Governments, international institutions and non-governmental organisations to some extent lessen the scale of these problems through their role as major purchasers of health products for the poor. But there are other hurdles. First, fighting worldwide epidemics is a global public good. Finding a vaccine for HIV/Aids might save many lives in the UK, but would also benefit other countries. This means that there are few incentives for governments to take unilateral action. Second, innovation involves huge research and development costs. There needs to be the prospect of a reward.
The system of patents, trademarks and similar arrangements helps to protect innovators, providing a degree of market exclusivity so that they can recoup these costs. But institutional purchasers, the potential buyers of new health products for poor countries, have for a long time been trying to push down prices. As a result, innovators fear they will lose money if they invest in new products for the poor. According to some, public research could be the solution, but this has a chequered history, USAid's malaria vaccine programme in the 1980s being but one embarrassing example.
Finally, socio-political constraints on charging different prices in different markets might also have a negative effect on research incentives. Recent experience with drugs for treating HIV/Aids provides an excellent example. The price reductions for antiretroviral drugs obtained by several African countries have served to fuel attacks on Aids drugs prices in rich countries, especially the US.
This criticism might have increased the risk factors associated with investment in new products to fight HIV/Aids, eroding further incentives for new research. But Aids affects developing countries disproportionately, although rich countries' interest groups appear not to recognise this in their drive for "equal" treatment, a battle that they can at best win only on a temporary basis - since the economics of permanently reducing prices across the globe do not add up.
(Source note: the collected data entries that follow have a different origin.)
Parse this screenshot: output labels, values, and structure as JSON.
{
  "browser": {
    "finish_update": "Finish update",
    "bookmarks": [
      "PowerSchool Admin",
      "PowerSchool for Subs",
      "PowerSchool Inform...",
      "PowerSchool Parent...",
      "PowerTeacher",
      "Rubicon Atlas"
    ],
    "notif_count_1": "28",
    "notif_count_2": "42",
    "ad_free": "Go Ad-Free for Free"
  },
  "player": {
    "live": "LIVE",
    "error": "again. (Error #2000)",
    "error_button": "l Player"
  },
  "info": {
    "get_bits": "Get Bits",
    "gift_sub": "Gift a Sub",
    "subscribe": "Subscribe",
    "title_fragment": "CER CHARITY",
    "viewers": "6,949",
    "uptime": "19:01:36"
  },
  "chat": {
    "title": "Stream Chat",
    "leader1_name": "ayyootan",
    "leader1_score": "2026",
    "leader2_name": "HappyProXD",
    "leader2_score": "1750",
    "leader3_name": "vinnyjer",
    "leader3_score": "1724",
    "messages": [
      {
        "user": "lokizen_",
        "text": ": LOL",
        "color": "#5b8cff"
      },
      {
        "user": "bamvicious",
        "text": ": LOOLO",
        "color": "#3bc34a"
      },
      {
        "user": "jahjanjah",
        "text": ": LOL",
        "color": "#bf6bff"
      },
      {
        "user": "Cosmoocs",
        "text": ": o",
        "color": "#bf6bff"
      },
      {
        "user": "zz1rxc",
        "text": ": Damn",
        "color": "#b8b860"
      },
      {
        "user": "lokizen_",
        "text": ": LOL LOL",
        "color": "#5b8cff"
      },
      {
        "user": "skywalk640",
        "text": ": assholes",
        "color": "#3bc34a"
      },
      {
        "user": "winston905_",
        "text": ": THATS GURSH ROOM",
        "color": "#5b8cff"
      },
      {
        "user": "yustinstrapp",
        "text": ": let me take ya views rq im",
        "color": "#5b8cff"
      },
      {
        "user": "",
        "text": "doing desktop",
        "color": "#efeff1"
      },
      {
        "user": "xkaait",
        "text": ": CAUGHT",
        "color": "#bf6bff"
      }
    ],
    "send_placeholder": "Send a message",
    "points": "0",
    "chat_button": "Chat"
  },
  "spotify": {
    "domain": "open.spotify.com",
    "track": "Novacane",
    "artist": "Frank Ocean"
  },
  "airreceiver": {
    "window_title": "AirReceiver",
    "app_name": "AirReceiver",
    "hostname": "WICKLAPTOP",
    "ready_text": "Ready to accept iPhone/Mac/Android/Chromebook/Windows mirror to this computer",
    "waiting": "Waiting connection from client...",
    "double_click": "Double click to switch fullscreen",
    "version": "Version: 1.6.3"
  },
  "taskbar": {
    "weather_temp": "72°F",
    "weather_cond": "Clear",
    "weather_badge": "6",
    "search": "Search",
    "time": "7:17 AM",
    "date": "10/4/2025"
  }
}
A purchase pre-commitment for future products would partially get around those problems by committing to purchase a predetermined number of units of a new health product at a preannounced price, for later distribution in developing countries. The price would depend on the product's proven effectiveness in tests in these countries.
Nevertheless, events such as the apparent collapse of the Kyoto protocol cast doubt on the feasibility of international coordinated action for the global good. The Kyoto case has lessons for any future international agreements to promote global health: either the international community enters into a binding commitment to reward and promote research into the diseases of poor countries, or the Okinawa targets will not be met. The only hope seems to be the creation of better products to combat communicable diseases. That is dependent on the commitments at the Genoa summit being binding.
We should not forget that, in addition to resources, innovation needs time. The shorter the period we have for finding new products, the higher the costs. The estimate for the cost to rich countries of reaching the Okinawa targets is more than £20 billion.
If the Genoa summit closes without any clear commitment on this front or if the anti-globalisation protesters distract from the meat of the debate and allow states off the hook, the world might have to wait another year. This will have a knock-on effect on the research bill. And, after such a costly wait, might there not then be pressure to abandon the targets altogether?
Fabià Gumbau-Brisa is a PhD candidate in the department of economics at Harvard University.